If system robustness depends on the scale and scope of the training data from the real world, is it even conceptually possible to see the resulting automated analysis as “artificial” even when it delivers intelligent insights?
How much data is enough?
Is your data objective? Bias and normative assumptions embedded into the training data will have an exponential impact, skewing model outputs inappropriately.
How relevant is the historical data? As fellow group member Ron Coburn noted earlier this week on this platform, "More importantly, though, predictions like those made at the Seattle World’s Fair were so often inaccurate because people were able to make
predictions only based on historical data." For public policy predictive analytics, at BCMstrategy, Inc. we prefer to pursue a nowcasting approach as described inour recent blogpost for Interactive Brokers here: https://www.tradersinsight.news/traders-insight/securities/macro/how-to-trade-the-news-rule-8-the-importance-of-nowcasting/.

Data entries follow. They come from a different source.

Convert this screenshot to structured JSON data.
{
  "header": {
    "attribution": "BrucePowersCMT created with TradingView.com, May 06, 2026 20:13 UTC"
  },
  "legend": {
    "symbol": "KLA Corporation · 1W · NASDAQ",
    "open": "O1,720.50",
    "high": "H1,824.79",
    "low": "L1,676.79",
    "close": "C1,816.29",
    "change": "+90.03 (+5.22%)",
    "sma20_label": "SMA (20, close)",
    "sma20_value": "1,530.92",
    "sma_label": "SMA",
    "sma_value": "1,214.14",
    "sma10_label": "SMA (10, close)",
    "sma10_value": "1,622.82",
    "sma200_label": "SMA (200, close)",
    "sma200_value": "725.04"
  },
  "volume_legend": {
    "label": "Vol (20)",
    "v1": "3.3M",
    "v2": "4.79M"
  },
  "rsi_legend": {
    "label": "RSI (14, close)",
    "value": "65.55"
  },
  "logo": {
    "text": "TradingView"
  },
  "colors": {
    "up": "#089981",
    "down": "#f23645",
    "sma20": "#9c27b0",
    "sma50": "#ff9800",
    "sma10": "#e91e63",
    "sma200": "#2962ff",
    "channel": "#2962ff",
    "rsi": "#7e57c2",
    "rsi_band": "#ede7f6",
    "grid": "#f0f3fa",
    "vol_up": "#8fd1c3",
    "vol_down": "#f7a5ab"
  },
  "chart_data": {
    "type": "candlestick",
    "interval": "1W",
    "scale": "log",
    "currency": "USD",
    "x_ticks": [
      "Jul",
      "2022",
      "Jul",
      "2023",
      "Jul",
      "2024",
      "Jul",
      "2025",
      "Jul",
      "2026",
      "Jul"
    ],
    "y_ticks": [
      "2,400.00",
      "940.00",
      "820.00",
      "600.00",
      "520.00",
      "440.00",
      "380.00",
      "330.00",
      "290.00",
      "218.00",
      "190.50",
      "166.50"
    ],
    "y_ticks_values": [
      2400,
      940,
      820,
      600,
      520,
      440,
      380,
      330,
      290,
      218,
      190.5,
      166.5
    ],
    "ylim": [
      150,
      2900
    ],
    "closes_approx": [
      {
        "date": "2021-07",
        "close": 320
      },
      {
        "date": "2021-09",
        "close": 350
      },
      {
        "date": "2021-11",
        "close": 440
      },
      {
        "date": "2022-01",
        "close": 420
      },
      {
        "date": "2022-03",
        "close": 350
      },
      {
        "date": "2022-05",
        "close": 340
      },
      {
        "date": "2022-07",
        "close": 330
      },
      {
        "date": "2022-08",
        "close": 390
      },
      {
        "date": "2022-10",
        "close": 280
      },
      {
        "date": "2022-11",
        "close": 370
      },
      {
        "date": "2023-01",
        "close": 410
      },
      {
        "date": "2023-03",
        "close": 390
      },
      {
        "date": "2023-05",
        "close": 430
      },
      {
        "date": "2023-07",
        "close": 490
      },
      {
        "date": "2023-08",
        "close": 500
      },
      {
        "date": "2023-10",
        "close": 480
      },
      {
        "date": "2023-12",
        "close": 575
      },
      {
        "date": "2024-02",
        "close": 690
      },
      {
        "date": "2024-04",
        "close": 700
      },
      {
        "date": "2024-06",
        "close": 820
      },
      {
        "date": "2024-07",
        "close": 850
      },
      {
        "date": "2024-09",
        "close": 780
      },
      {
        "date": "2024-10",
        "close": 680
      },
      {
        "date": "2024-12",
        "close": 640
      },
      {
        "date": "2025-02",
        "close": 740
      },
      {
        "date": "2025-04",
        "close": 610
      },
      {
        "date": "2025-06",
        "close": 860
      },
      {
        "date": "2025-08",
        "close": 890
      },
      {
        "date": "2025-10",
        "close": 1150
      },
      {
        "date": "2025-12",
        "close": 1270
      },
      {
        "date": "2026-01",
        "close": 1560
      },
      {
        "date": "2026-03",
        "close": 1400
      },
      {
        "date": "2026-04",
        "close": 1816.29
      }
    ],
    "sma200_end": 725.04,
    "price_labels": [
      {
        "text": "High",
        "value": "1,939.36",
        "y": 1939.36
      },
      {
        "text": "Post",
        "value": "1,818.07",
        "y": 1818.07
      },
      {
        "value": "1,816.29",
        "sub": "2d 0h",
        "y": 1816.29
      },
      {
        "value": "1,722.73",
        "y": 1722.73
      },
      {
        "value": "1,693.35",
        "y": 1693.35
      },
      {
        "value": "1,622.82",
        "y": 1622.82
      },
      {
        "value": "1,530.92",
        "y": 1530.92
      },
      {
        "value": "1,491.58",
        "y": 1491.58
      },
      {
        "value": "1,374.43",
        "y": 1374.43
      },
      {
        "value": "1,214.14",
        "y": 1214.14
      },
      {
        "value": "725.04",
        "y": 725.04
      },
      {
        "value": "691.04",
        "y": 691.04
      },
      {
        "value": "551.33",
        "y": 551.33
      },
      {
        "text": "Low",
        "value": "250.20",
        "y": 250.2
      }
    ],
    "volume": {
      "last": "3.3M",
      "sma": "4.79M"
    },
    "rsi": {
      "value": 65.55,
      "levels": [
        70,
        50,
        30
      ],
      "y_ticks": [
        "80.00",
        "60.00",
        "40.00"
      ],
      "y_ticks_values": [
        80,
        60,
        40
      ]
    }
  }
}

At BCMstrategy, Inc., we think intensively about training data challenges because we are creating new data. Our patented process generates structured data from the unstructured language used in the policy process. This data has never existed before. We
believe that because the language of policy is highly specialized, it will actually be easier for a machine to identify nuances compared with the technical challenges associated with distinguishing between a picture of a cat and a leopard print sofa. But
it will still take time to assemble a sufficient amount of training data to plug into an AI utility for testing.
So we are sitting out the AI arms race for the moment. We are committed to getting the inputs right as a crucial first step before taking various AI engines for a test drive. Our early adopters gain significant operational efficiencies and strategic market
positioning gains from the first sets of policy risk data regarding policy momentum.
Our start-up will take it step-by-step, delivering a solid insight platform with robust alternative data which will provide a foundation for experimentation with machine learning rather than promise alchemy.
It is exciting to be at the leading edge of this exploration in the policy risk field. We don’t have all the answers yet. It’s going to be a really interesting and exciting journey.